At the beginning of the next millennium, companies such as Marico are doing this to some extent. However, more exclusive distribution houses will emerge as we move through this millennium. These companies will lease out their distribution services to other companies, especially transnationals. Just as companies compete for product marketshares, there will a time when they will struggle for distribution marketshares. Globalisation will force Indian companies to shift from cost-based pricing to target-pricing.

Organisations will, however, have to weigh the pros and cons before opting for third-party logistics-one of the solutions for companies heading towards the chain costing principle. Inherent in it is the assumption that the channel-intermediary adds value commensurate with the margins at that stage. The distributor can provide a range of services not by being a seller of products, but by flipping the paradigm, and being a buyer for his customers. He can negotiate on their behalf.

On another front, the future is reverting to the past, with the system of mass production moving towards customisation, which involves segmentation at its finest. In the traditional distribution chain, retailers sell products that manufacturers conceive and wholesalers supply. It is a linear, left-to-right progression, in which the consumer stands passively at the receiving end of the chain. But, to survive in hyper-competitive markets, companies will have to create chains based on the customer's needs.

By far, the biggest challenge in managing logistics strategically lies in developing target segments of customers that can be served profitably by catering to them through distinct rationalised logistics pipelines, which will prove a critical competitive advantage in the future. There are 5 stages for developing logistically-distinct methods for serving specific customer segments :

  • Segmenting customers on the basis of their needs, preferences, psychographic, or demographic profiles.
  • Establishing appropriate and differential standards of service for different segments.
  • Tailoring, or desegregating, and reforming the existing logistics pipelines to effectively cater to newly-defined segments.
  • Exploiting the economies of scale among differentiated logistics pipelines.
  • Sustaining multi-functional co-operation for creating an integrated reporting system.
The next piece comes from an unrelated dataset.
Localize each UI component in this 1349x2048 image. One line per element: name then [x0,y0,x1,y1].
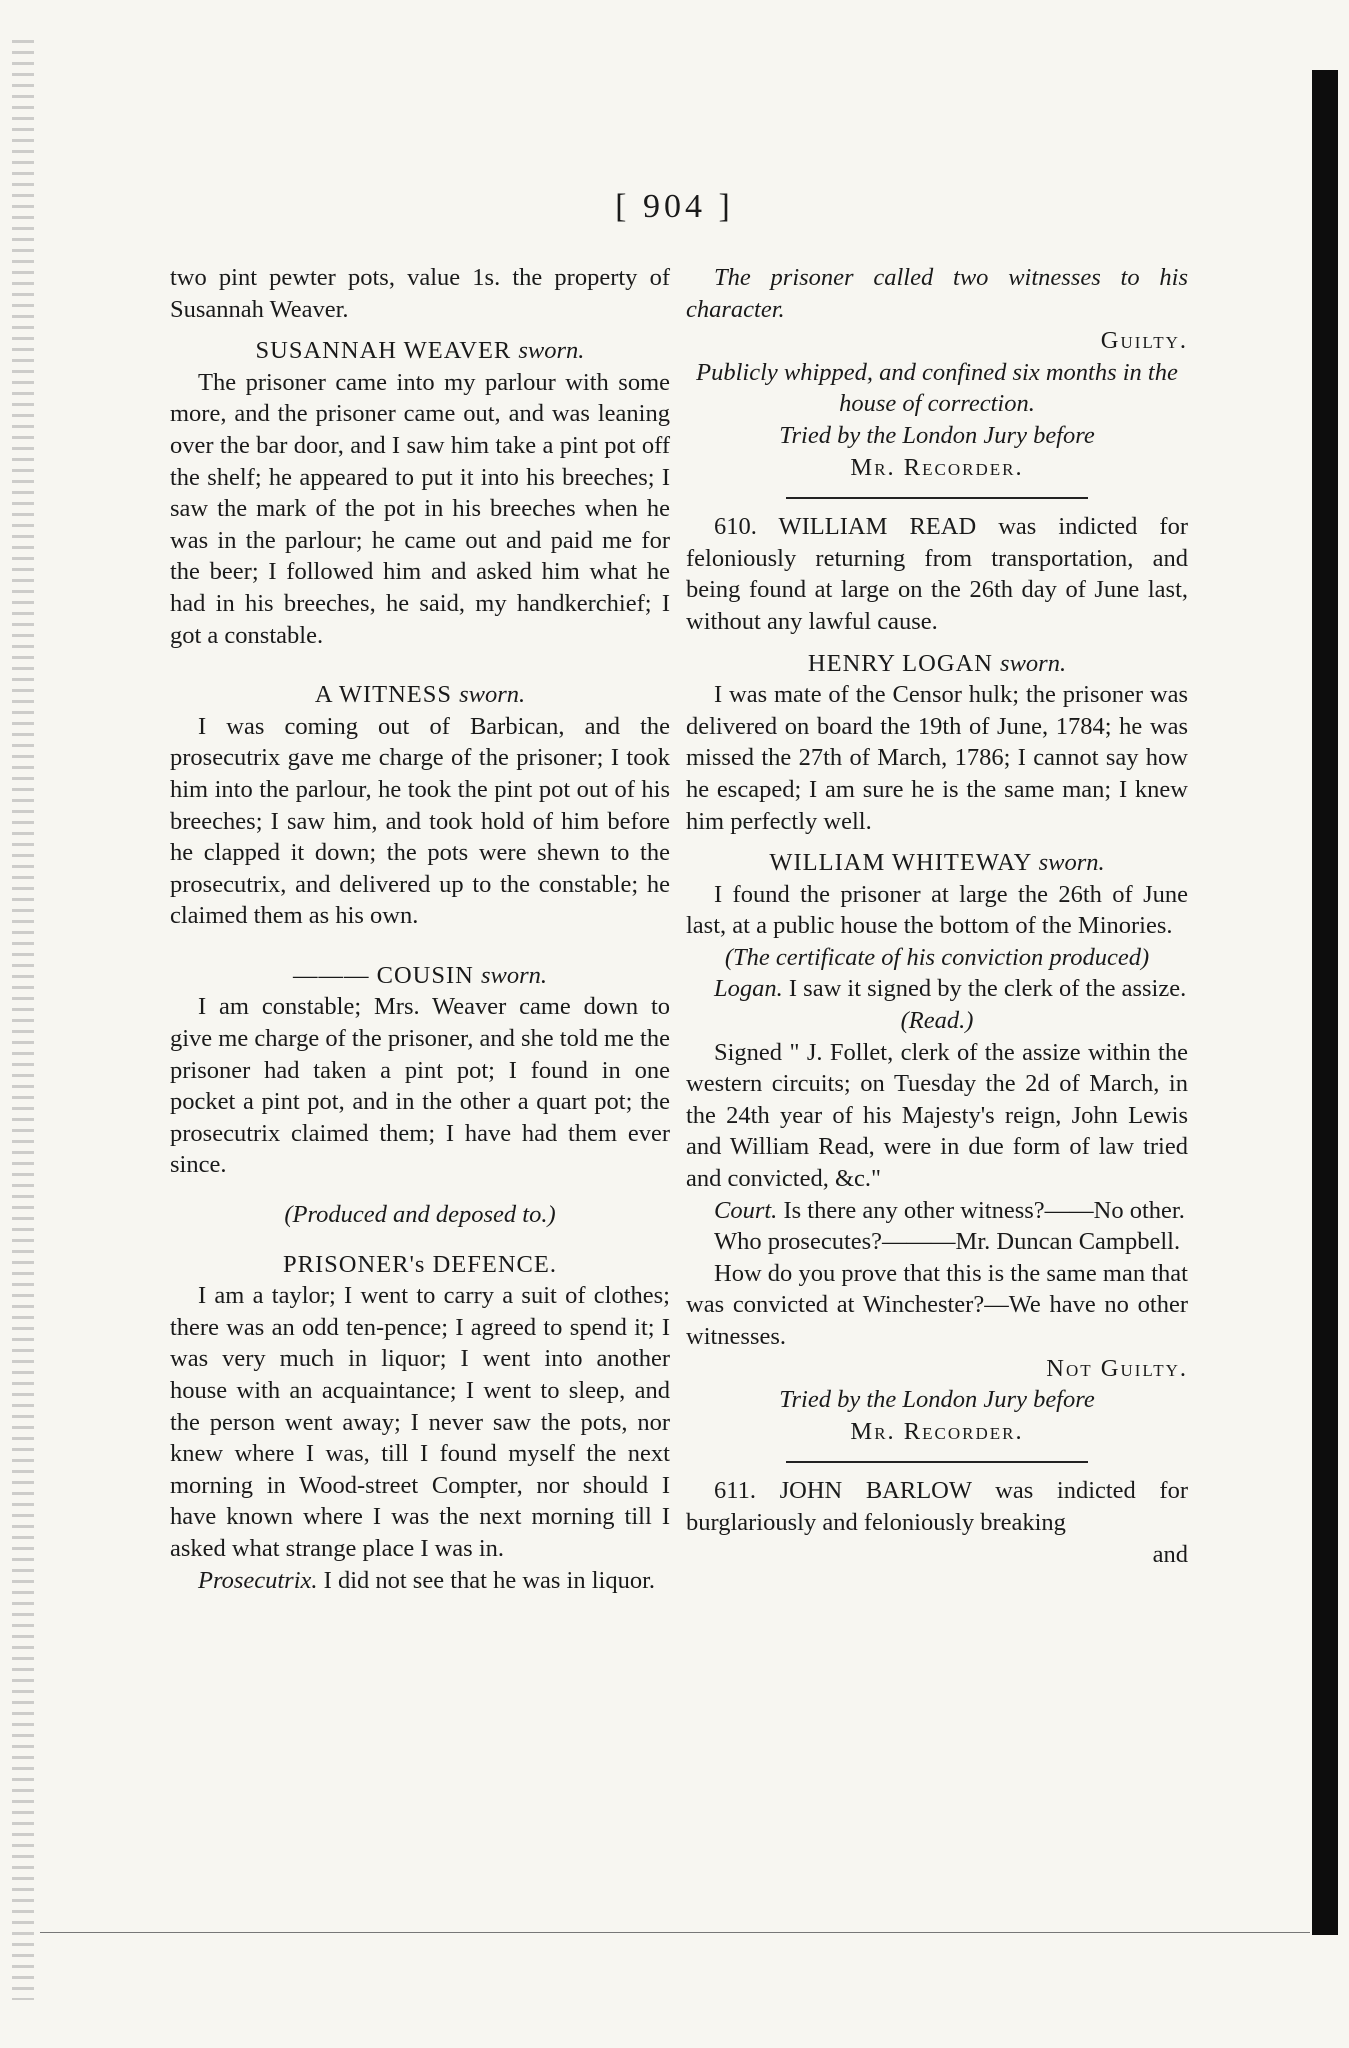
verdict-not-guilty: Not Guilty. [1046,1354,1188,1382]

With the emergence of the Net comes the possibility of the implementation of the Virtual Supply Chain (VCS). A VCS can be seamlessly integrated across suppliers, distributors, and customers, providing real-time on-line information and transparency across the chain.

The preferred medium of transportation in India has been roads. This is primarily because of cheap diesel. However, this very medium is also responsible for air-pollution. With an increasing focus on environmental issues, businesses will have to develop new systems of transportation which find favour with environmmentally conscious customers, and at the same time, do not dramatically increase the costs of delivering products. Systems will have to be capable of handling huge amounts of waste generated by industries as well as consumers, as well as handle customer-returns.

For that, the logistics departments of companies will have to maintain tracking systems capable of locating a product in the distribution system. Not surprisingly, the overall system objective in reverse-distribution has to be cost-minimisation and minimal service-disruption.